Siamo davvero liberi nel mondo on line?

Feudalesimo digitale: un’espressione metaforica utilizzata, negli ultimi anni, da sociologi e altri studiosi nell’ambito delle dinamiche sottese al rapporto tra strumenti digitali e società. Uno dei quesiti su cui si è più dibattuto è: siamo liberi nel mondo on line o siamo “servi” delle grandi piattaforme, che dettano regole, raccolgono dati e controllano i flussi di valore?

Cosa si intende per feudalesimo digitale

Non servono ulteriori prove a testimonianza del fatto che, nel mondo virtuale, ci sono pochi soggetti, big del mondo tech come Google, Amazon, Meta, Apple, che detengono un potere quasi assoluto. Offrono, per restare nella metafora, “terre digitali” ovvero spazi nei quali gli utenti possono costruire, creare, comunicare. Ma questi spazi non sono davvero nostri poiché non siamo noi a crearne democraticamente le regole.

Proprio come nel Medioevo, accettiamo condizioni imposte dall’alto: algoritmi mutevoli, regole di moderazione variabili, aggiornamenti che possono modificare l’accessibilità ai contenuti. In cambio, tuttavia, otteniamo visibilità, strumenti gratuiti e possibilità di monetizzazione. Possiamo guardare a ciascuna delle piattaforme che utilizziamo proprio come a dei feudi dove la volontà del singolo deve sottostare a regole e algoritmi.

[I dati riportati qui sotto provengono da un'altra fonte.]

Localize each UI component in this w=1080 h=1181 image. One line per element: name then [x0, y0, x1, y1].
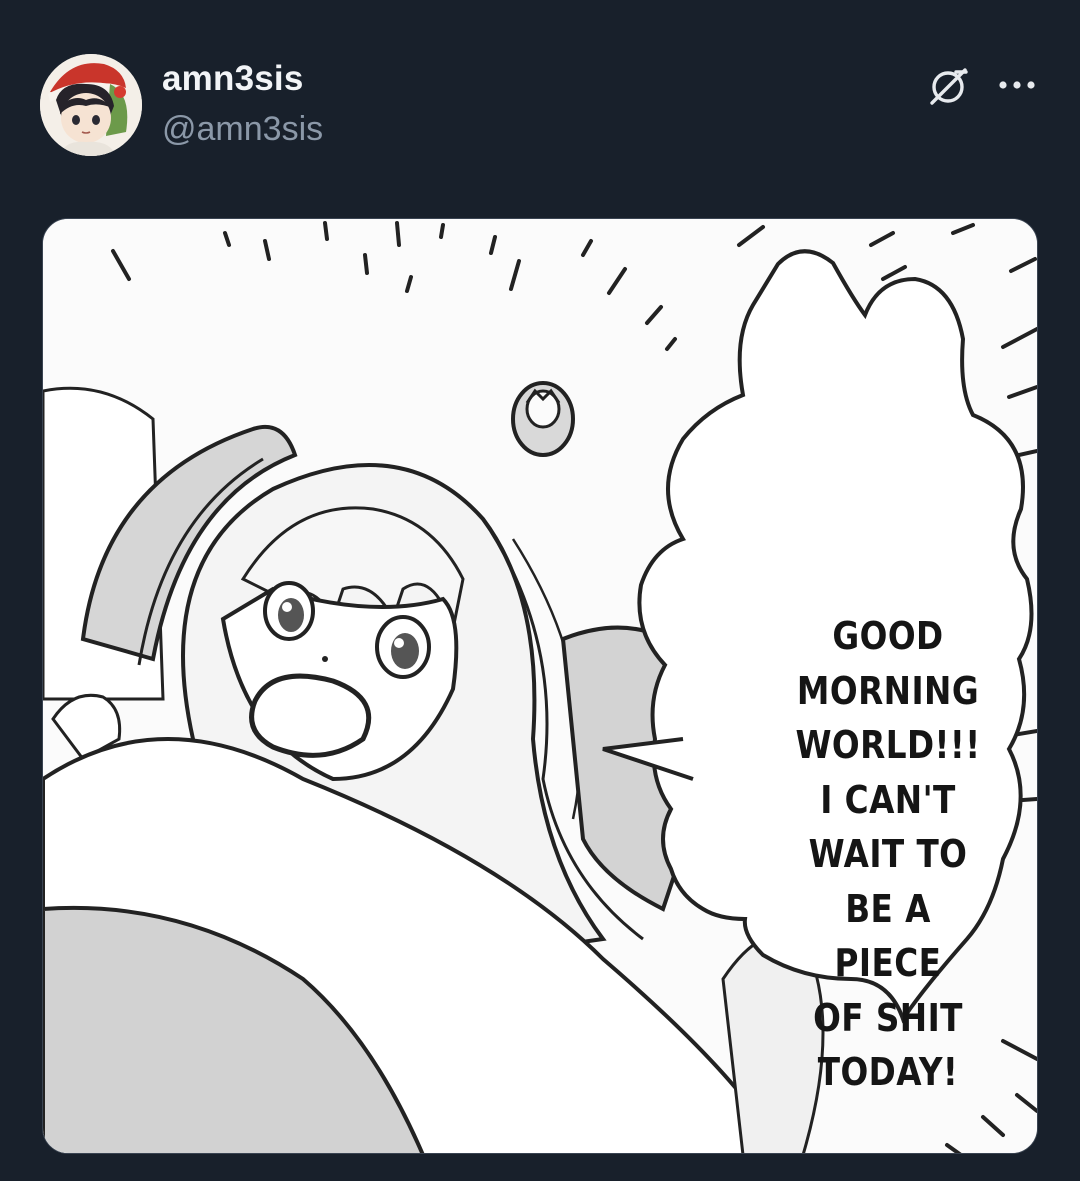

I contenuti che pubblichiamo su piattaforme come Instagram, TikTok o YouTube sono nostri solo in apparenza. È l’algoritmo a decidere chi li vedrà, quando e per quanto tempo.

Eppure, il web è nato come spazio libero e democratico che ha consentito libera espressione e condivisione delle proprie opinioni. Con i decenni, tuttavia, il controllo si è concentrato nelle mani delle big tech company. Basti pensare all’ascesa di Mark Zuckerberg, fondatore di Facebook e oggi a capo del conglomerato Meta. I creator, le aziende, i professionisti del digitale sono, in definitiva, la nuova classe di vassalli, costretti a sottostare a logiche di mercato spesso inaccessibili o imprevedibili.

Verso una cittadinanza digitale consapevole

La buona notizia è che non siamo senza alternative. Esistono strumenti, piattaforme e approcci che permettono maggiore autonomia.

Ciascuna di queste alternative si basa su una crescente consapevolezza critica da parte degli utenti. La sfida sta nel riconoscere le dinamiche di potere che regolano il mondo digitale e nel trovare spazi alternativi.

In un siffatto stato di cose, la risposta di alcuni è stata addirittura la drastica riduzione del tempo trascorso sulle piattaforme, recuperando i propri spazi nel mondo reale.

La consapevolezza è la chiave, dunque. Essa non avrà il potere di spezzare le logiche sottese al feudalesimo digitale, ma ci consente di comprenderne i limiti.